Der 12. Januar ist für die Haitianer zum Trauertag geworden. Rund 1,3 Millionen Haitianer wurden beim Beben obdachlos. Nach Schätzungen der Vereinten Nationen leben immer noch rund 100 000 in Notlagern. Viele fühlen sich verlassen, vor allem von der Regierung. Der Wiederaufbau verläuft schleppend. Viel Geld sei in dunklen Kanälen verschwunden, sagt Oppositionspolitiker Dieudonné Saincy. Rund 6,6 Milliarden Euro an Hilfe sagte die internationale Gemeinschaft nach dem Beben zu. Haitis Regierung wirft der Staatengemeinschaft indes vor, ihre Versprechen nicht eingehalten zu haben.
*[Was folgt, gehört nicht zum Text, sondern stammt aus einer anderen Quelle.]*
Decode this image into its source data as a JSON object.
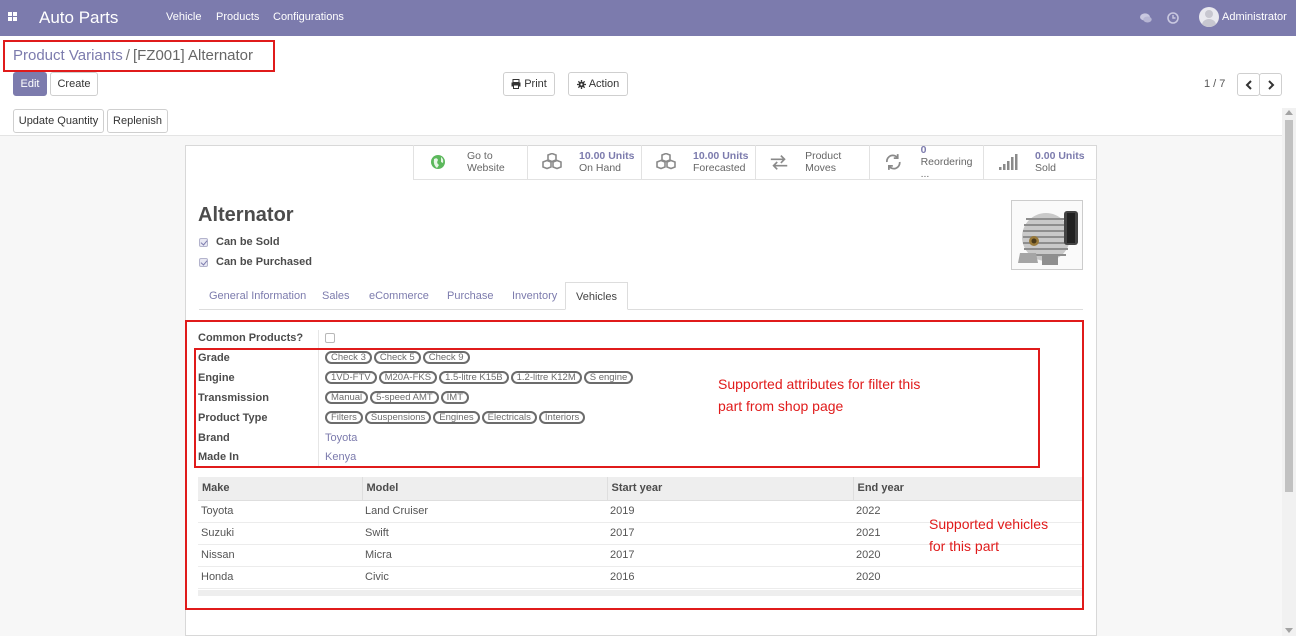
{
  "navbar": {
    "app_name": "Auto Parts",
    "menu": [
      "Vehicle",
      "Products",
      "Configurations"
    ],
    "user": "Administrator",
    "bg_color": "#7c7bad"
  },
  "breadcrumb": {
    "parent": "Product Variants",
    "separator": "/",
    "current": "[FZ001] Alternator"
  },
  "control": {
    "edit": "Edit",
    "create": "Create",
    "print": "Print",
    "action": "Action",
    "pager": "1 / 7",
    "update_quantity": "Update Quantity",
    "replenish": "Replenish"
  },
  "smart_buttons": [
    {
      "line1": "Go to",
      "line2": "Website",
      "icon": "globe-icon"
    },
    {
      "line1": "10.00 Units",
      "line2": "On Hand",
      "icon": "cubes-icon"
    },
    {
      "line1": "10.00 Units",
      "line2": "Forecasted",
      "icon": "cubes-icon"
    },
    {
      "line1": "Product Moves",
      "line2": "",
      "icon": "exchange-icon"
    },
    {
      "line1": "0",
      "line2": "Reordering ...",
      "icon": "refresh-icon"
    },
    {
      "line1": "0.00 Units",
      "line2": "Sold",
      "icon": "signal-icon"
    }
  ],
  "product": {
    "name": "Alternator",
    "can_be_sold": "Can be Sold",
    "can_be_purchased": "Can be Purchased"
  },
  "tabs": [
    "General Information",
    "Sales",
    "eCommerce",
    "Purchase",
    "Inventory",
    "Vehicles"
  ],
  "active_tab": "Vehicles",
  "fields": {
    "common_products": {
      "label": "Common Products?",
      "checked": false
    },
    "grade": {
      "label": "Grade",
      "tags": [
        "Check 3",
        "Check 5",
        "Check 9"
      ]
    },
    "engine": {
      "label": "Engine",
      "tags": [
        "1VD-FTV",
        "M20A-FKS",
        "1.5-litre K15B",
        "1.2-litre K12M",
        "S engine"
      ]
    },
    "transmission": {
      "label": "Transmission",
      "tags": [
        "Manual",
        "5-speed AMT",
        "IMT"
      ]
    },
    "product_type": {
      "label": "Product Type",
      "tags": [
        "Filters",
        "Suspensions",
        "Engines",
        "Electricals",
        "Interiors"
      ]
    },
    "brand": {
      "label": "Brand",
      "value": "Toyota"
    },
    "made_in": {
      "label": "Made In",
      "value": "Kenya"
    }
  },
  "annotations": {
    "attributes": [
      "Supported attributes for filter this",
      "part from shop page"
    ],
    "vehicles": [
      "Supported vehicles",
      "for this part"
    ]
  },
  "vehicles_table": {
    "columns": [
      "Make",
      "Model",
      "Start year",
      "End year"
    ],
    "rows": [
      [
        "Toyota",
        "Land Cruiser",
        "2019",
        "2022"
      ],
      [
        "Suzuki",
        "Swift",
        "2017",
        "2021"
      ],
      [
        "Nissan",
        "Micra",
        "2017",
        "2020"
      ],
      [
        "Honda",
        "Civic",
        "2016",
        "2020"
      ]
    ]
  }
}
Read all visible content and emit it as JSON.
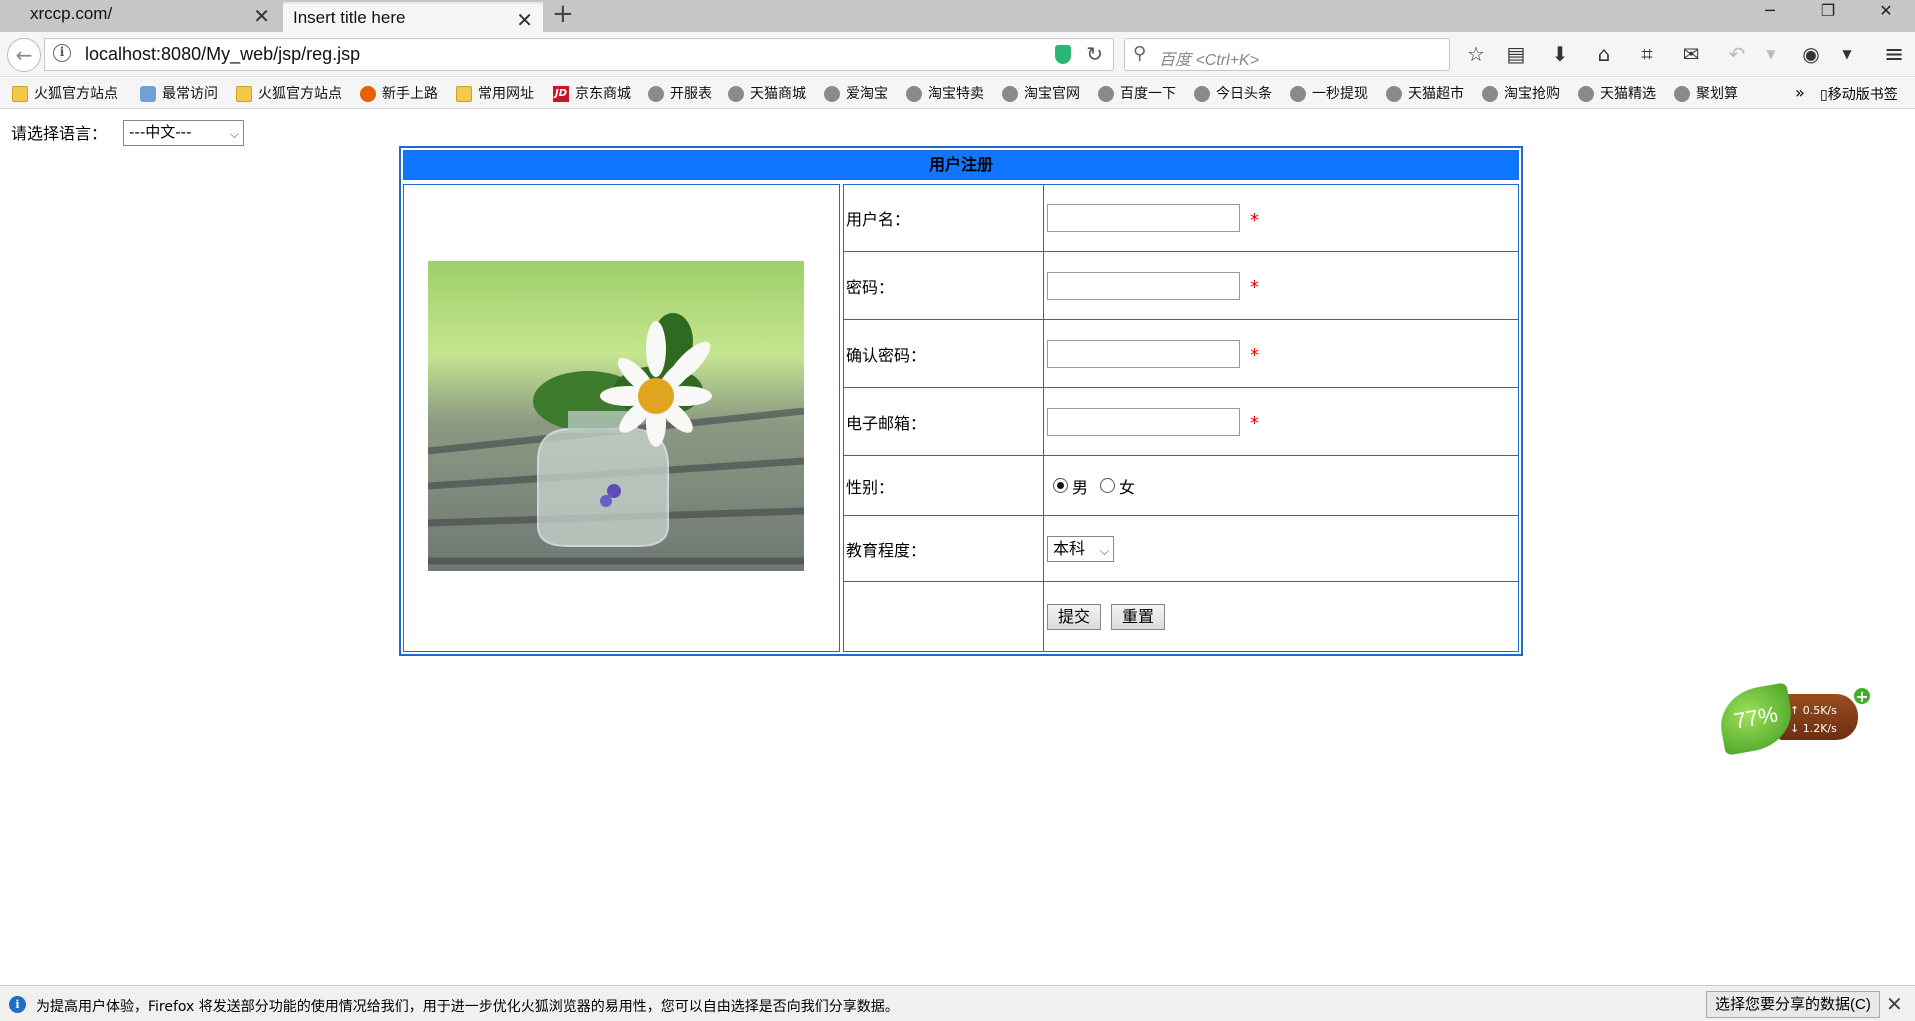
{
  "browser": {
    "tabs": [
      {
        "title": "xrccp.com/",
        "active": false
      },
      {
        "title": "Insert title here",
        "active": true
      }
    ],
    "url": "localhost:8080/My_web/jsp/reg.jsp",
    "search_placeholder": "百度 <Ctrl+K>",
    "bookmarks": [
      {
        "label": "火狐官方站点",
        "icon": "folder-icon"
      },
      {
        "label": "最常访问",
        "icon": "most-visited-icon"
      },
      {
        "label": "火狐官方站点",
        "icon": "folder-icon"
      },
      {
        "label": "新手上路",
        "icon": "firefox-icon"
      },
      {
        "label": "常用网址",
        "icon": "folder-icon"
      },
      {
        "label": "京东商城",
        "icon": "jd-icon"
      },
      {
        "label": "开服表",
        "icon": "globe-icon"
      },
      {
        "label": "天猫商城",
        "icon": "globe-icon"
      },
      {
        "label": "爱淘宝",
        "icon": "globe-icon"
      },
      {
        "label": "淘宝特卖",
        "icon": "globe-icon"
      },
      {
        "label": "淘宝官网",
        "icon": "globe-icon"
      },
      {
        "label": "百度一下",
        "icon": "globe-icon"
      },
      {
        "label": "今日头条",
        "icon": "globe-icon"
      },
      {
        "label": "一秒提现",
        "icon": "globe-icon"
      },
      {
        "label": "天猫超市",
        "icon": "globe-icon"
      },
      {
        "label": "淘宝抢购",
        "icon": "globe-icon"
      },
      {
        "label": "天猫精选",
        "icon": "globe-icon"
      },
      {
        "label": "聚划算",
        "icon": "globe-icon"
      }
    ],
    "more_bookmarks": "»",
    "mobile_bookmarks": "移动版书签"
  },
  "page": {
    "language_label": "请选择语言：",
    "language_selected": "---中文---",
    "form_title": "用户注册",
    "fields": [
      {
        "label": "用户名：",
        "value": "",
        "required": "*"
      },
      {
        "label": "密码：",
        "value": "",
        "required": "*"
      },
      {
        "label": "确认密码：",
        "value": "",
        "required": "*"
      },
      {
        "label": "电子邮箱：",
        "value": "",
        "required": "*"
      }
    ],
    "gender": {
      "label": "性别：",
      "options": [
        "男",
        "女"
      ],
      "selected": "男"
    },
    "education": {
      "label": "教育程度：",
      "selected": "本科"
    },
    "submit_label": "提交",
    "reset_label": "重置"
  },
  "widget": {
    "percent": "77%",
    "upload": "0.5K/s",
    "download": "1.2K/s"
  },
  "notification": {
    "text": "为提高用户体验，Firefox 将发送部分功能的使用情况给我们，用于进一步优化火狐浏览器的易用性，您可以自由选择是否向我们分享数据。",
    "button": "选择您要分享的数据(C)"
  }
}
Als Kontrast zu den Notunterkünften erstrahlen die Luxus-Vororte von Port-au-Prince in neuem Glanz. In Petionville, dem teuersten Viertel, wurden schmucke Hotels, Bürohäuser und Villen in Rekordzeit errichtet. Und Präsident Michel Martelly hat für eine "Verwaltungsstadt" Pläne vorgelegt, die mehr an einen reichen Vorort von Miami erinnern.
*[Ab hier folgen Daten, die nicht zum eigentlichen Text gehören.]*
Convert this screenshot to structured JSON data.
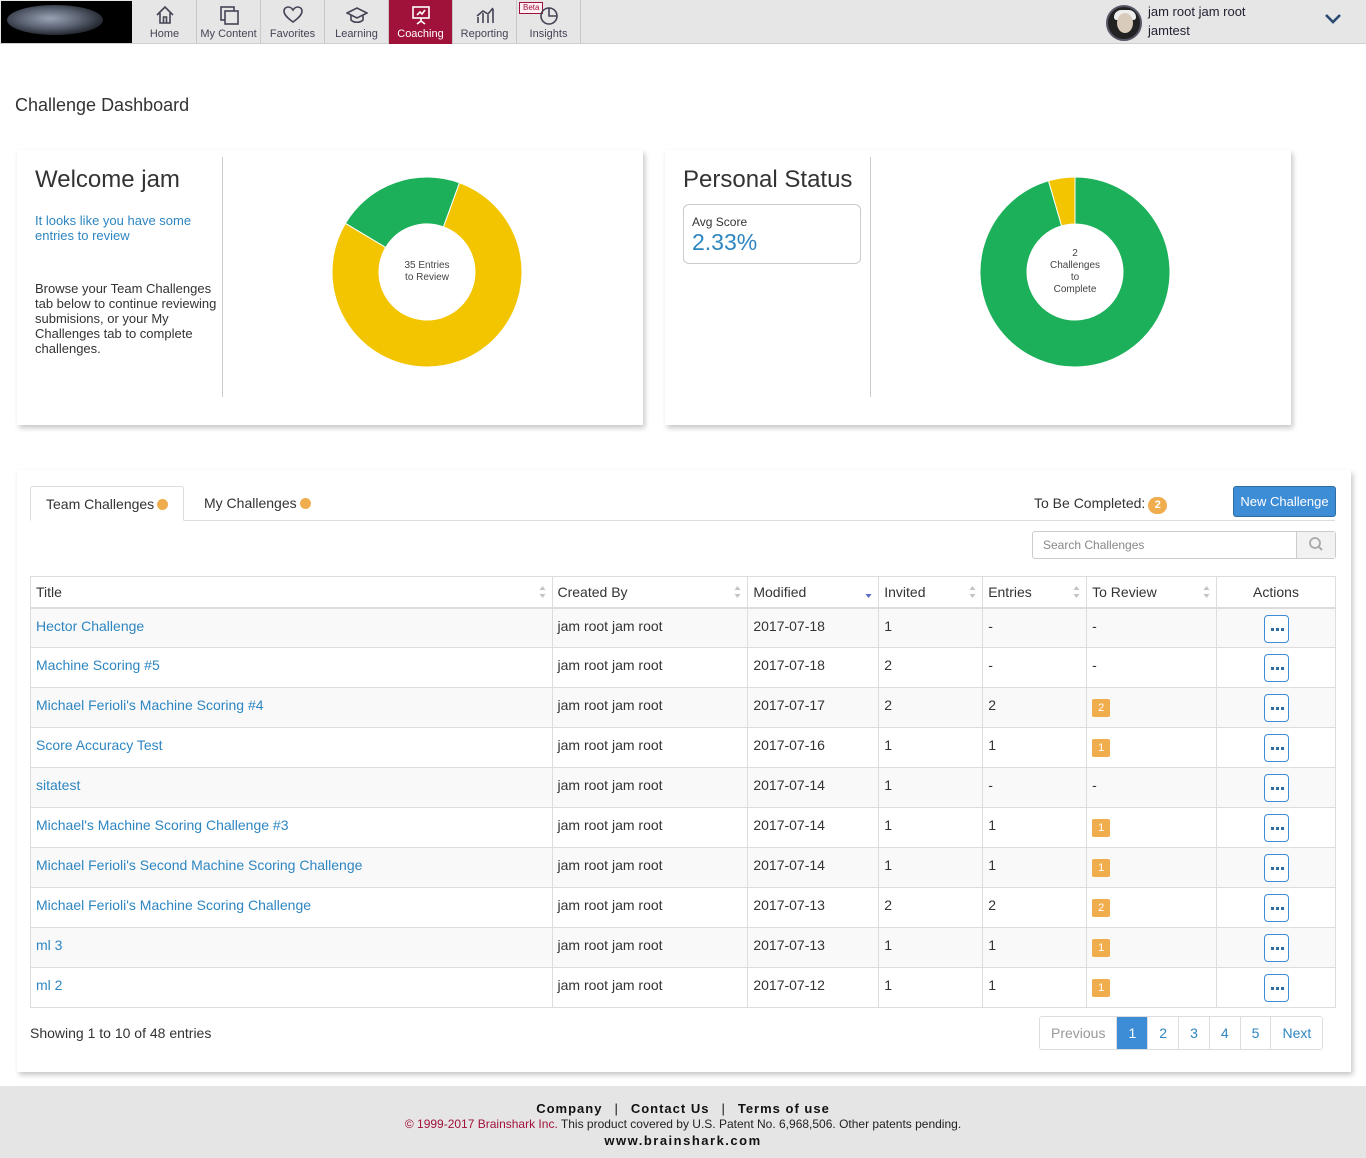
{
  "nav": {
    "items": [
      {
        "label": "Home",
        "icon": "home-icon"
      },
      {
        "label": "My Content",
        "icon": "my-content-icon"
      },
      {
        "label": "Favorites",
        "icon": "heart-icon"
      },
      {
        "label": "Learning",
        "icon": "graduation-cap-icon"
      },
      {
        "label": "Coaching",
        "icon": "presentation-icon",
        "active": true
      },
      {
        "label": "Reporting",
        "icon": "bar-chart-icon"
      },
      {
        "label": "Insights",
        "icon": "pie-chart-icon",
        "badge": "Beta"
      }
    ],
    "active_color": "#a0123a"
  },
  "user": {
    "name": "jam root jam root",
    "org": "jamtest"
  },
  "page": {
    "title": "Challenge Dashboard"
  },
  "welcome": {
    "title": "Welcome jam",
    "notice": "It looks like you have some entries to review",
    "browse": "Browse your Team Challenges tab below to continue reviewing submisions, or your My Challenges tab to complete challenges.",
    "donut_line1": "35 Entries",
    "donut_line2": "to Review"
  },
  "personal": {
    "title": "Personal Status",
    "avg_label": "Avg Score",
    "avg_value": "2.33%",
    "donut_line1": "2",
    "donut_line2": "Challenges",
    "donut_line3": "to",
    "donut_line4": "Complete"
  },
  "chart_data": [
    {
      "type": "pie",
      "slices": [
        {
          "value": 0.78,
          "color": "#f2c500"
        },
        {
          "value": 0.22,
          "color": "#1db05a"
        }
      ]
    },
    {
      "type": "pie",
      "slices": [
        {
          "value": 0.955,
          "color": "#1db05a"
        },
        {
          "value": 0.045,
          "color": "#f2c500"
        }
      ]
    }
  ],
  "tabs": {
    "team": "Team Challenges",
    "mine": "My Challenges"
  },
  "to_be_completed": {
    "label": "To Be Completed:",
    "count": "2"
  },
  "new_challenge": "New Challenge",
  "search": {
    "placeholder": "Search Challenges"
  },
  "table": {
    "headers": [
      "Title",
      "Created By",
      "Modified",
      "Invited",
      "Entries",
      "To Review",
      "Actions"
    ],
    "rows": [
      {
        "title": "Hector Challenge",
        "by": "jam root jam root",
        "modified": "2017-07-18",
        "invited": "1",
        "entries": "-",
        "review": "-"
      },
      {
        "title": "Machine Scoring #5",
        "by": "jam root jam root",
        "modified": "2017-07-18",
        "invited": "2",
        "entries": "-",
        "review": "-"
      },
      {
        "title": "Michael Ferioli's Machine Scoring #4",
        "by": "jam root jam root",
        "modified": "2017-07-17",
        "invited": "2",
        "entries": "2",
        "review": "2"
      },
      {
        "title": "Score Accuracy Test",
        "by": "jam root jam root",
        "modified": "2017-07-16",
        "invited": "1",
        "entries": "1",
        "review": "1"
      },
      {
        "title": "sitatest",
        "by": "jam root jam root",
        "modified": "2017-07-14",
        "invited": "1",
        "entries": "-",
        "review": "-"
      },
      {
        "title": "Michael's Machine Scoring Challenge #3",
        "by": "jam root jam root",
        "modified": "2017-07-14",
        "invited": "1",
        "entries": "1",
        "review": "1"
      },
      {
        "title": "Michael Ferioli's Second Machine Scoring Challenge",
        "by": "jam root jam root",
        "modified": "2017-07-14",
        "invited": "1",
        "entries": "1",
        "review": "1"
      },
      {
        "title": "Michael Ferioli's Machine Scoring Challenge",
        "by": "jam root jam root",
        "modified": "2017-07-13",
        "invited": "2",
        "entries": "2",
        "review": "2"
      },
      {
        "title": "ml 3",
        "by": "jam root jam root",
        "modified": "2017-07-13",
        "invited": "1",
        "entries": "1",
        "review": "1"
      },
      {
        "title": "ml 2",
        "by": "jam root jam root",
        "modified": "2017-07-12",
        "invited": "1",
        "entries": "1",
        "review": "1"
      }
    ]
  },
  "showing": "Showing 1 to 10 of 48 entries",
  "pager": [
    "Previous",
    "1",
    "2",
    "3",
    "4",
    "5",
    "Next"
  ],
  "footer": {
    "company": "Company",
    "contact": "Contact Us",
    "terms": "Terms of use",
    "copyright": "© 1999-2017 Brainshark Inc.",
    "patent": "This product covered by U.S. Patent No. 6,968,506. Other patents pending.",
    "web": "www.brainshark.com"
  }
}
"Es gibt noch Zeltlager, aber nicht mehr so viele wie vor einem Jahr. Auch dank der internationalen Hilfe wurden viele Häuser gebaut", sagt Leonie Hannappel von Caritas international. Doch Haiti bleibt das ärmste Land der westlichen Hemisphäre. Rund die Hälfte der zehn Millionen Einwohner lebt in absoluter Armut und muss mit weniger als einem US-Dollar pro Tag auskommen. Etwa 60 Prozent sind Analphabeten. Das Gesundheitswesen liegt am Boden. Es fehlt sauberes Trinkwasser.

Derzeit steckt Haiti wieder einmal im politischen Chaos. Zehntausende sind in den vergangenen Wochen auf die Straße gegangen und forderten in wütenden Protesten endlich demokratische Wahlen. Ministerpräsident Laurent Lamothe wurde bereits aus dem Amt gejagt. Eigentlich sollte am 26. Oktober 2014 gewählt werden. Doch Präsident Martelly verschob den Wahltermin immer wieder, weil sich Regierung und Opposition nicht auf die Zusammensetzung der Wahlkommission einigen konnten.
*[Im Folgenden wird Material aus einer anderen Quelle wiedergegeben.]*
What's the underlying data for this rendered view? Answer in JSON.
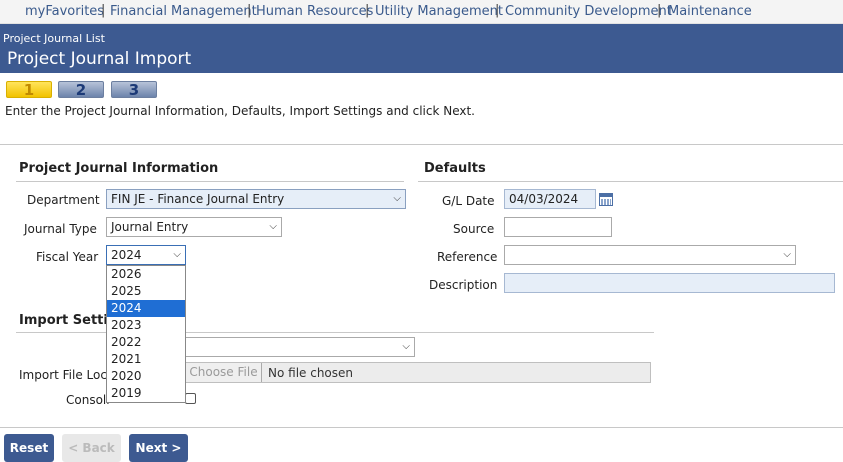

Wenn bis zum Montag keine Einigung erzielt wird, steht Haiti ohne Parlament da. Martelly regiert dann per Dekret und kann ohne Widerstand seine Vorhaben durchsetzen. Für den Präsidenten scheint das nichts Besorgniserregendes zu sein. "Seit 1987 war jede Wahl eine Krise", wiegelt er entsprechende Fragen ab.